Some of China's biggest banks have shed around 35,000 employees this year and cut average salaries as they sought to reduce costs amid stagnant revenue growth, a media report said on Wednesday.
Bank profits were essentially flat in the first half of the year as lenders struggled with shrinking net interest margins and rising bad loans. With top-line growth sluggish, lenders turned to cost-cutting, the Financial Times said in the report.
Of China's 19 listed banks, seven reported declines in total employment at the end of June, compared to six months earlier.
The group - which includes five of the six largest banks by assets - cut a total of 34,691 jobs in the period, according to Wind Information, which compiles data from the banks' quarterly financial statements.
For the full group of listed banks, employment fell by a net 20,791 workers, the Financial Times reported.
The cuts come as western peers scale back more dramatically. Eleven of the biggest European and US banks cut almost 100,000 jobs in 2015, according to a Financial Times analysis.
"Banks are generally seeing more net interest margin and credit-cost pressure, so they need to control operating costs more tightly if they want to scrape out flat or marginally positive earnings growth," said Hou Wei, Asia banks analyst at Sanford C. Bernstein in Hong Kong.

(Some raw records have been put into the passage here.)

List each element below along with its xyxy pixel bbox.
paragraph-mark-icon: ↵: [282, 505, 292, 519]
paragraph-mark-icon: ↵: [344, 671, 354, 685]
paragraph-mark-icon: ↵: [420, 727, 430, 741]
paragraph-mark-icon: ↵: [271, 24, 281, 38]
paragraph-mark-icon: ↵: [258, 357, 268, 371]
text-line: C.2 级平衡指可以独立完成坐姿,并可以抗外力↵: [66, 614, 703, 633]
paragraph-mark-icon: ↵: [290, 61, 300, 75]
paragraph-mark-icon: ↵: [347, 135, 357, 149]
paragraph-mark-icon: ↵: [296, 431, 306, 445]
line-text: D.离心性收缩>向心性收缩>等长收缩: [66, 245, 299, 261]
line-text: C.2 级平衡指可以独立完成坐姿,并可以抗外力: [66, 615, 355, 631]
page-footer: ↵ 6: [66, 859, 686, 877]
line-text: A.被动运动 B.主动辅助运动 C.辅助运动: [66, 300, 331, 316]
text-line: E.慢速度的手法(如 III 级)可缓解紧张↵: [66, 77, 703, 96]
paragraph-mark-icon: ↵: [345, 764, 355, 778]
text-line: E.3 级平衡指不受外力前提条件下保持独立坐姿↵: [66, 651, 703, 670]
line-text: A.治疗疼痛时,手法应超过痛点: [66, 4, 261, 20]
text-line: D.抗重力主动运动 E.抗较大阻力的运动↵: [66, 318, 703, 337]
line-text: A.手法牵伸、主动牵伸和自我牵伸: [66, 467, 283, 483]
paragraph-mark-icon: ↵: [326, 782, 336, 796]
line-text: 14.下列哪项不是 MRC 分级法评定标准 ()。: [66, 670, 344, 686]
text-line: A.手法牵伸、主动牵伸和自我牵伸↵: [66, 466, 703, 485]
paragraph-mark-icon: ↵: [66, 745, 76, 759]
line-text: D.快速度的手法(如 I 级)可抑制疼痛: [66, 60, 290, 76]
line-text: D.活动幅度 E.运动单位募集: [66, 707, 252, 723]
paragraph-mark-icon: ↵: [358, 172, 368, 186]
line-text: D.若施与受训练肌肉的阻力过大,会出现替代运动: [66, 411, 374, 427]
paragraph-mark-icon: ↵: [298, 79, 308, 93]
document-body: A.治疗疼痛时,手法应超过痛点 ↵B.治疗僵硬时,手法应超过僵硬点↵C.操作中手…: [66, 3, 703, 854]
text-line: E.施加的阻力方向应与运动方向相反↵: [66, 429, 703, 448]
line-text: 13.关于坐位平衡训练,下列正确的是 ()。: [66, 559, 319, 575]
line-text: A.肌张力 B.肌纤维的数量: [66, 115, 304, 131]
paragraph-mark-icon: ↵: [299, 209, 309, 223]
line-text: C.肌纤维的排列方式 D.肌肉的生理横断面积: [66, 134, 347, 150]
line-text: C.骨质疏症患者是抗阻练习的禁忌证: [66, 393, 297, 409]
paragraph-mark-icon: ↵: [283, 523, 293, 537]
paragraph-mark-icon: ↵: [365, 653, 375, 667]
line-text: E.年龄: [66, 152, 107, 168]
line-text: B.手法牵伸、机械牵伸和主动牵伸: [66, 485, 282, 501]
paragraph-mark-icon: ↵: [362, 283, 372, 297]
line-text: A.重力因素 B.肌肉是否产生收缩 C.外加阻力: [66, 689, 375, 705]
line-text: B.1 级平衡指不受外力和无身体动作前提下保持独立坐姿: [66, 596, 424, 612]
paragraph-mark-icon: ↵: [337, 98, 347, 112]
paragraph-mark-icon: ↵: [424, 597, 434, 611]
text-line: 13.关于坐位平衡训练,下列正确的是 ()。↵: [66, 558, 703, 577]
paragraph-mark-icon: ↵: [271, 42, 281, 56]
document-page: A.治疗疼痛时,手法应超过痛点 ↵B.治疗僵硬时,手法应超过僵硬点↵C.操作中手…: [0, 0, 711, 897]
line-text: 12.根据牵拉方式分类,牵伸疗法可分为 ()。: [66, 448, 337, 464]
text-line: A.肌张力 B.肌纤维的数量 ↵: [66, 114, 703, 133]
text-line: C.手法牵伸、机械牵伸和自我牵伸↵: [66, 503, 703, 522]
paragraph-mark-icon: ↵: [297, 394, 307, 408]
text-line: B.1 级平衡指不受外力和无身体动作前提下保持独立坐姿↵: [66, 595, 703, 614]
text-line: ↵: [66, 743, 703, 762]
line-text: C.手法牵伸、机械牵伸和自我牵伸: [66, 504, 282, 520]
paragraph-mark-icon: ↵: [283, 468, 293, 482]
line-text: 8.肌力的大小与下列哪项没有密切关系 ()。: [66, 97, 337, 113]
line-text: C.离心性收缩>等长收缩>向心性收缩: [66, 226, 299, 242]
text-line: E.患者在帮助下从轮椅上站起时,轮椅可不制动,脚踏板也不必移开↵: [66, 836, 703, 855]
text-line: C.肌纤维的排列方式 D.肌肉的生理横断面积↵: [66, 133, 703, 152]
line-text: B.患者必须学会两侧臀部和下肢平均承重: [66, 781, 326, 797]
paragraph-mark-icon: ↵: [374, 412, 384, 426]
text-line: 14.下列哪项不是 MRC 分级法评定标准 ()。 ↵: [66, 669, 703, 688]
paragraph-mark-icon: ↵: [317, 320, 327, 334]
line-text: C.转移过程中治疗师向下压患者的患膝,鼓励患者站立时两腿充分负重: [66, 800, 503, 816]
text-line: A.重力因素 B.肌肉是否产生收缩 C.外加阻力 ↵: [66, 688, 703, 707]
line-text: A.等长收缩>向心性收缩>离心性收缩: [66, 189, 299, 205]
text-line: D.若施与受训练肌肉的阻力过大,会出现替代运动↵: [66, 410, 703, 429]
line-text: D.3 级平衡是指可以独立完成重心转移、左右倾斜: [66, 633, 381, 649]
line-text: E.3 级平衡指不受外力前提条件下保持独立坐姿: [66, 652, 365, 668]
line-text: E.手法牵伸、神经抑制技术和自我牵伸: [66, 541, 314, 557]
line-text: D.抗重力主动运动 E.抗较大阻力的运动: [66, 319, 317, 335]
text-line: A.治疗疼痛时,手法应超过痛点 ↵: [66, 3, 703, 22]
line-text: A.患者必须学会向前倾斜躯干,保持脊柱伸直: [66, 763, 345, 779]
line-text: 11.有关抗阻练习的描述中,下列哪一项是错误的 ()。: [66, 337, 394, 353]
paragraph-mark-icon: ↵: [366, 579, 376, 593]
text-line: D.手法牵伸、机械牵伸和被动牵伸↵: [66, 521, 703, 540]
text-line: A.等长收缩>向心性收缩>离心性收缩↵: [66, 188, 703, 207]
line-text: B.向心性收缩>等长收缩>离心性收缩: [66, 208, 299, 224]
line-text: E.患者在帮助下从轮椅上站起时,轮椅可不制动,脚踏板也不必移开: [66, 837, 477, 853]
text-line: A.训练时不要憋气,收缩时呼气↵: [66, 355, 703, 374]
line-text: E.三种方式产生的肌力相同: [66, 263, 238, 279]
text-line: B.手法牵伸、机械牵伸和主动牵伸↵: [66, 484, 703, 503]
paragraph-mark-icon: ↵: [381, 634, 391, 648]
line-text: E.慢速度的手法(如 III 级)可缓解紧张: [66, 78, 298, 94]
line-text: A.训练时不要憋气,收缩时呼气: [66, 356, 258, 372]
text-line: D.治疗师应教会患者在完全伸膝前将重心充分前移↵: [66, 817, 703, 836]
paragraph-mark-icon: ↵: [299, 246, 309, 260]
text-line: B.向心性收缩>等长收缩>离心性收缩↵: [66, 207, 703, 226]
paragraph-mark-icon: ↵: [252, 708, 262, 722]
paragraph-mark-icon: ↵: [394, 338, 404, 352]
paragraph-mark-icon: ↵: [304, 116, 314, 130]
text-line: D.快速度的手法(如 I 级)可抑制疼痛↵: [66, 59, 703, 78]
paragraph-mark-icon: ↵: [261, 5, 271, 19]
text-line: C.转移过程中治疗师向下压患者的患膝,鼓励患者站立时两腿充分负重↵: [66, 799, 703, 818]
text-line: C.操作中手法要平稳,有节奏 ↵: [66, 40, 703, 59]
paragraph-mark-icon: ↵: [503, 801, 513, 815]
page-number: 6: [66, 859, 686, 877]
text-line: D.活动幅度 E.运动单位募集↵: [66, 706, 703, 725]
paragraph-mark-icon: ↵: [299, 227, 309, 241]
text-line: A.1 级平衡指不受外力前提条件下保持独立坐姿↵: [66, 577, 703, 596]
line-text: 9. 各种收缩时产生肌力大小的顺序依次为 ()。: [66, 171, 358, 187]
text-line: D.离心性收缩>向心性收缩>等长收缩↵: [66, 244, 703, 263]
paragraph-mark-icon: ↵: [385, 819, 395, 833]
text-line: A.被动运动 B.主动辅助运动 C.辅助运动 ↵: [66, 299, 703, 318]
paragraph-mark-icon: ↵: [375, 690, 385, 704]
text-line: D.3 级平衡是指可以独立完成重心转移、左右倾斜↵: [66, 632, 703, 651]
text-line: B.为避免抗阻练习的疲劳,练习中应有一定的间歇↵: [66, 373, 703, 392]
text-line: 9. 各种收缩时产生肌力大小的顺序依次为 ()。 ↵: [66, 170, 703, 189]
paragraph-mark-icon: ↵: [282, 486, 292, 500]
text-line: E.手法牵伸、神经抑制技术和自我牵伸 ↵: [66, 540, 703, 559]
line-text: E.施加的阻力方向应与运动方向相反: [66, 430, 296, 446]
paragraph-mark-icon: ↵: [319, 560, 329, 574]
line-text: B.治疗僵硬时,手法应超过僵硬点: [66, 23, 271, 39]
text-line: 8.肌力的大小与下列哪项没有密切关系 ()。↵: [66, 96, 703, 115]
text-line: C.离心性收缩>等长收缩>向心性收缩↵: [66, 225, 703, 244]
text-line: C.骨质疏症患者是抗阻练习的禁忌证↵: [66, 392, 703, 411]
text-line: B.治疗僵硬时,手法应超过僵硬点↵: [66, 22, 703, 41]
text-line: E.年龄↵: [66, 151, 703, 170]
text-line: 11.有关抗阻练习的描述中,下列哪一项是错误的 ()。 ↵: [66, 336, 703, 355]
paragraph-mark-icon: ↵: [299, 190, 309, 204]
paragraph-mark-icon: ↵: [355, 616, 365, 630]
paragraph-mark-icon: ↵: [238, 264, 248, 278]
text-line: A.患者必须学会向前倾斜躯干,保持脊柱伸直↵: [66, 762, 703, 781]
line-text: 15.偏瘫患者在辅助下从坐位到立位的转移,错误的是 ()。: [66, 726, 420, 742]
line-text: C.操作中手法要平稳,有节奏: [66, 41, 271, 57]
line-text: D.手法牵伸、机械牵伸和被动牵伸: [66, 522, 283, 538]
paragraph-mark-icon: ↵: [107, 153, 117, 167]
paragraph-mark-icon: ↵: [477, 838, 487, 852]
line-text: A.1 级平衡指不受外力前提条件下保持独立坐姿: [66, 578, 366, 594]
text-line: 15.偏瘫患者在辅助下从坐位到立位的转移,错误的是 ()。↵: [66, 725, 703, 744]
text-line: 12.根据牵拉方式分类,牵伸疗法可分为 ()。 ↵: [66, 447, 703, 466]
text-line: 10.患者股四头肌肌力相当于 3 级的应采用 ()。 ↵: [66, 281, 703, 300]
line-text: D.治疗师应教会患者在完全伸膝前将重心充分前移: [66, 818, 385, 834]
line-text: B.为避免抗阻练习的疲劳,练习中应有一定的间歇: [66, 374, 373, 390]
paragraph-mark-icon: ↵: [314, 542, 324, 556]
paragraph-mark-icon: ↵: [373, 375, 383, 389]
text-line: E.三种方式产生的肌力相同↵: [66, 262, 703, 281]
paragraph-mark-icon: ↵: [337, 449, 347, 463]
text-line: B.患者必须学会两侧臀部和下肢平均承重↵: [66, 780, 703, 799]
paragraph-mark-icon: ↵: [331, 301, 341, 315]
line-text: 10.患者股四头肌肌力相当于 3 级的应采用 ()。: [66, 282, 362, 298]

Beyond cost-cutting, the industry shift towards digital banking is also driving reductions in staff.
According to Liao Zhiming, bank analyst at TF Securities in Beijing, more than 90 per cent of transactions at most lenders are now done online.
"As commercial banks' IT systems and electronic banking, - especially mobile banking - get perfected, the digital substitution keeps rising," the Financial Times quoted Liao as saying.